Между тем именно музыка «Пера Гюнта» – не балетная (на чем настаивал автор) и в то же время кинематографически яркая и образная (что ему всегда удавалось в высшей степени) – передает философские тонкости и поэтические глубины ибсеновской драмы во всех их причудливых сплетениях. А финальное «бесконечное адажио» у Шнитке едва ли не гениально.
Ноймайер же из всего сонма тем и идей Ибсена для своего балета выбрал тему честолюбия.
Мечтающий стать «царем мира» ловкий хитрован, поэт и любимец женщин Пер в балете превратился в нелепого недоросля, неуклюжего и недалекого. Совершенно непонятно, отчего мощный, скульптурно сложенный Эдвин Ревазов не дает сдачи без конца шпыняющим его грубым и жестоким фермерам. Так что в любви Сольвейг (Анна Лаудере) приоритет явно за принципом «жалеет – значит, любит». Вместо страны троллей и бегства в поисках себя в дальние края герой оказывается в кабаре, мюзик-холле, а затем на киностудии среди вертлявых женщин в кричащих платьях, что, естественно, олицетворяет пороки и мишуру этого суетного мира.
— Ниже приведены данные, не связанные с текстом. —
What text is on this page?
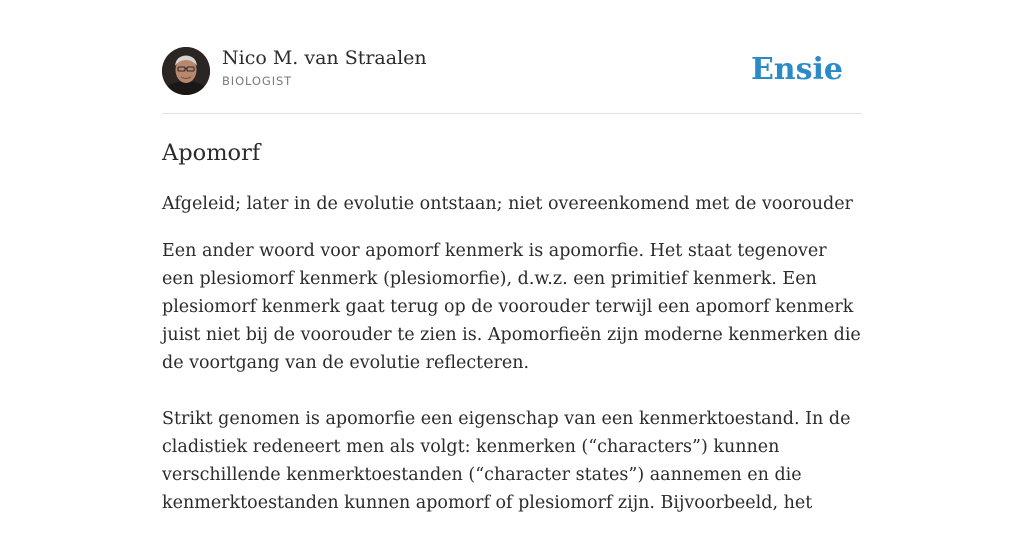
Nico M. van Straalen
BIOLOGIST	Ensie
Apomorf

Afgeleid; later in de evolutie ontstaan; niet overeenkomend met de voorouder

Een ander woord voor apomorf kenmerk is apomorfie. Het staat tegenover een plesiomorf kenmerk (plesiomorfie), d.w.z. een primitief kenmerk. Een plesiomorf kenmerk gaat terug op de voorouder terwijl een apomorf kenmerk juist niet bij de voorouder te zien is. Apomorfieën zijn moderne kenmerken die de voortgang van de evolutie reflecteren.

Strikt genomen is apomorfie een eigenschap van een kenmerktoestand. In de cladistiek redeneert men als volgt: kenmerken (“characters”) kunnen verschillende kenmerktoestanden (“character states”) aannemen en die kenmerktoestanden kunnen apomorf of plesiomorf zijn. Bijvoorbeeld, het
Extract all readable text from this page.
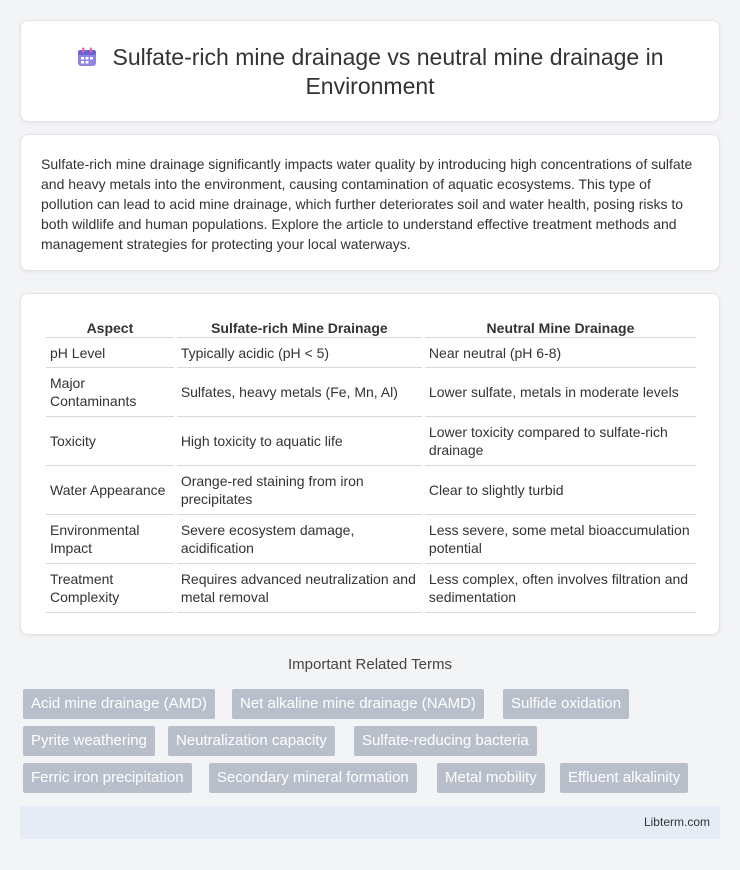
Sulfate-rich mine drainage vs neutral mine drainage in Environment

Sulfate-rich mine drainage significantly impacts water quality by introducing high concentrations of sulfate and heavy metals into the environment, causing contamination of aquatic ecosystems. This type of pollution can lead to acid mine drainage, which further deteriorates soil and water health, posing risks to both wildlife and human populations. Explore the article to understand effective treatment methods and management strategies for protecting your local waterways.

Aspect	Sulfate-rich Mine Drainage	Neutral Mine Drainage
pH Level	Typically acidic (pH < 5)	Near neutral (pH 6-8)
Major Contaminants	Sulfates, heavy metals (Fe, Mn, Al)	Lower sulfate, metals in moderate levels
Toxicity	High toxicity to aquatic life	Lower toxicity compared to sulfate-rich drainage
Water Appearance	Orange-red staining from iron precipitates	Clear to slightly turbid
Environmental Impact	Severe ecosystem damage, acidification	Less severe, some metal bioaccumulation potential
Treatment Complexity	Requires advanced neutralization and metal removal	Less complex, often involves filtration and sedimentation
Important Related Terms
Acid mine drainage (AMD)	Net alkaline mine drainage (NAMD)	Sulfide oxidation
Pyrite weathering	Neutralization capacity	Sulfate-reducing bacteria
Ferric iron precipitation	Secondary mineral formation	Metal mobility	Effluent alkalinity
Libterm.com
Каким-то необъяснимым образом, исключительно по воле постановщика, деревенский увалень превращается вдруг в звезду экрана, участника экзотических пеплумов (здесь и папуасы, и египтяне, и Зеленая, и Анитра). Мешковатый комбинезон сменяют доспехи римского легионера, шелковый с отливом костюм или роскошный халат. Наивный взгляд уступает место капризному и наглому. Лучшим лекарством от честолюбия оказывается сумасшедший дом. Отринув наконец шелуху шоу-бизнеса, Пер вновь обретает любовь-жалость Сольвейг.
Переложив сложнейшую философско-символическую драму разочаровавшегося в романтизме Ибсена на язык двоичной логики – черное-белое, добро-зло, порок-добродетель, Ноймайер лишил ее глубины и объема, низвел поэму нравственных исканий к жанру уплощенного телесериального морализаторства.
В той же плоскости решена и хореография. У женщин (причем вне зависимости от того, мать это, украденная невеста Ингрид или Сольвейг) пластический лейтмотив – противопоставление классически упругого подъема неклассической стопе утюжком. Если уж обновлять хореографию (а постановщик уверяет, будто изменил ее значительно), то давно пора отказаться от этого некогда, может быть, и новаторского, но за 30 лет набившего оскомину приема. Мужчины (а помимо главного героя в балете действуют четыре его «аспекта личности» – Невинность, Проницательность, Агрессия, Сомнение) пластически шаблонны и тоже плохо различимы. Вполне, впрочем, согласно приговору ибсеновского Пуговичника: «Значит, ты – нечто среднее: ни то ни се».